1368D - And Or And Square Sum
12 Jan 2021 — Tags: greedy,bitmasks,math — URLTo maximize each term of the summation, we should try to make large numbers as large as possible (to maximize the contribution of each $a_i^2$).
Note that each operation effectively transfers all $1$’s from a number $a_i$ to another number $a_j$ (in binary).
We can think of a greedy strategy where we redistribute the $1$’s and concentrate them in a few numbers in order to make them larger.
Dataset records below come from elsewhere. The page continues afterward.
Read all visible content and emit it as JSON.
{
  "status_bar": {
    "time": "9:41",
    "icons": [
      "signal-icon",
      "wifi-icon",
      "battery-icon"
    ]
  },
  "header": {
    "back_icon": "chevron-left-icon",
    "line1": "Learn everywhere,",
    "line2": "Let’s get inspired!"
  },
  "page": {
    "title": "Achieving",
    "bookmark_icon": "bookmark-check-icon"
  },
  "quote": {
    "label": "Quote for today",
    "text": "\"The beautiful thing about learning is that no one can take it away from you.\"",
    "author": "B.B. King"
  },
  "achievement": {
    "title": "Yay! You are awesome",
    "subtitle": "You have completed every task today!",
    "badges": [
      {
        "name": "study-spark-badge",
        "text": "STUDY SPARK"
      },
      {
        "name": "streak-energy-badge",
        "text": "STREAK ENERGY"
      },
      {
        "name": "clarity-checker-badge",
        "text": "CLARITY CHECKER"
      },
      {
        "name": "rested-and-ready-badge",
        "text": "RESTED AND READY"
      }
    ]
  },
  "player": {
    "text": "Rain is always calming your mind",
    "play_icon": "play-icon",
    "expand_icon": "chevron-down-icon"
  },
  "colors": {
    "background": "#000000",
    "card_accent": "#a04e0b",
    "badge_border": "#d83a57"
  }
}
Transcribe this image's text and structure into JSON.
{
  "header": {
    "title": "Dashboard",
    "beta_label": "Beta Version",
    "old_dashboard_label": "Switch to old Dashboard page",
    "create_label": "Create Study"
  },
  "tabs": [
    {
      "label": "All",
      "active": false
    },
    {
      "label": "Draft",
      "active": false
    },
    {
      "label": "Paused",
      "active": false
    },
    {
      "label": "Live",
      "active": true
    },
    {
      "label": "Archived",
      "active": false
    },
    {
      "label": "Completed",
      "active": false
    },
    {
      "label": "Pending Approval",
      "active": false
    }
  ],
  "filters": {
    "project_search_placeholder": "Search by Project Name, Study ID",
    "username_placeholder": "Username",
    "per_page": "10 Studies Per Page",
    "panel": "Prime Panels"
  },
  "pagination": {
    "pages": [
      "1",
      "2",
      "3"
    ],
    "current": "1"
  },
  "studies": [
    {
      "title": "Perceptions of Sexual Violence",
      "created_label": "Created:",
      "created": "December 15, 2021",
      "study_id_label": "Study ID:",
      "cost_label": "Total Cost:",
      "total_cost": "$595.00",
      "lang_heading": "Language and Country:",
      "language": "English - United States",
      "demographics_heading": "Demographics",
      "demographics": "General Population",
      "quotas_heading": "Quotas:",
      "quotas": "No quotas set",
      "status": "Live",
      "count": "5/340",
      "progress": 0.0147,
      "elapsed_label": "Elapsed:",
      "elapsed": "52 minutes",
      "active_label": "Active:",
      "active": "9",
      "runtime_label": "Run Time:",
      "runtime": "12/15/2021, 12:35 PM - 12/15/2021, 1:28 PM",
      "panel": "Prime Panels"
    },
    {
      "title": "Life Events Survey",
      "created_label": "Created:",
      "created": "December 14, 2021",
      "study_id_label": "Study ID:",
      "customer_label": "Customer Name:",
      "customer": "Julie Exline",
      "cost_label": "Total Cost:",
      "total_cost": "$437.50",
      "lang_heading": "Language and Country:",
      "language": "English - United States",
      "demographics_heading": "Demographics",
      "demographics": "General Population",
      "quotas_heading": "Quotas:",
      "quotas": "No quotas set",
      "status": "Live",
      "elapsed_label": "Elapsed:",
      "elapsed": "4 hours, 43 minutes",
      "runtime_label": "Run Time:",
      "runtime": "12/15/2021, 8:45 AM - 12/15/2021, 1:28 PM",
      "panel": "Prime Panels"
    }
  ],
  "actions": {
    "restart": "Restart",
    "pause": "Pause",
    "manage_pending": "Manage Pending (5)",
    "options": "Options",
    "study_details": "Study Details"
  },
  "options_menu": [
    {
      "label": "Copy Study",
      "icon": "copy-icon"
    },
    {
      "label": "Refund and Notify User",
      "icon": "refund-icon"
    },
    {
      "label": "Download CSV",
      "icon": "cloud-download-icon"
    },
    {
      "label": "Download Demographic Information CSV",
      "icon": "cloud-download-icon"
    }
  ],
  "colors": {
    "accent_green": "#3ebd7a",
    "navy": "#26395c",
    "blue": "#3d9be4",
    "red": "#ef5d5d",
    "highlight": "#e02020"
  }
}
Time complexity: $O(n \log{a_{max}})$
Memory complexity: $O(n)$
Click to show code.
using namespace std;
using ll = long long;
using ii = pair<int, int>;
using vi = vector<int>;
ll solve(vi a)
{
int const BSZ = 20;
vi cnt(BSZ, 0);
for (auto ai : a)
for (int i = 0; i < BSZ; ++i)
cnt[i] += (ai >> i) & 1;
vector<ll> ans(a.size(), 0);
for (auto &ai : ans)
{
for (int i = 0; i < BSZ; ++i)
{
if (cnt[i])
{
ai |= (1 << i);
cnt[i]--;
}
}
}
transform(begin(ans), end(ans), begin(ans), [](ll x) { return x * x; });
return accumulate(begin(ans), end(ans), 0LL);
}
int main(void)
{
ios::sync_with_stdio(false), cin.tie(NULL);
int n;
cin >> n;
vi a(n);
for (auto &ai : a)
cin >> ai;
cout << solve(a) << endl;
return 0;
}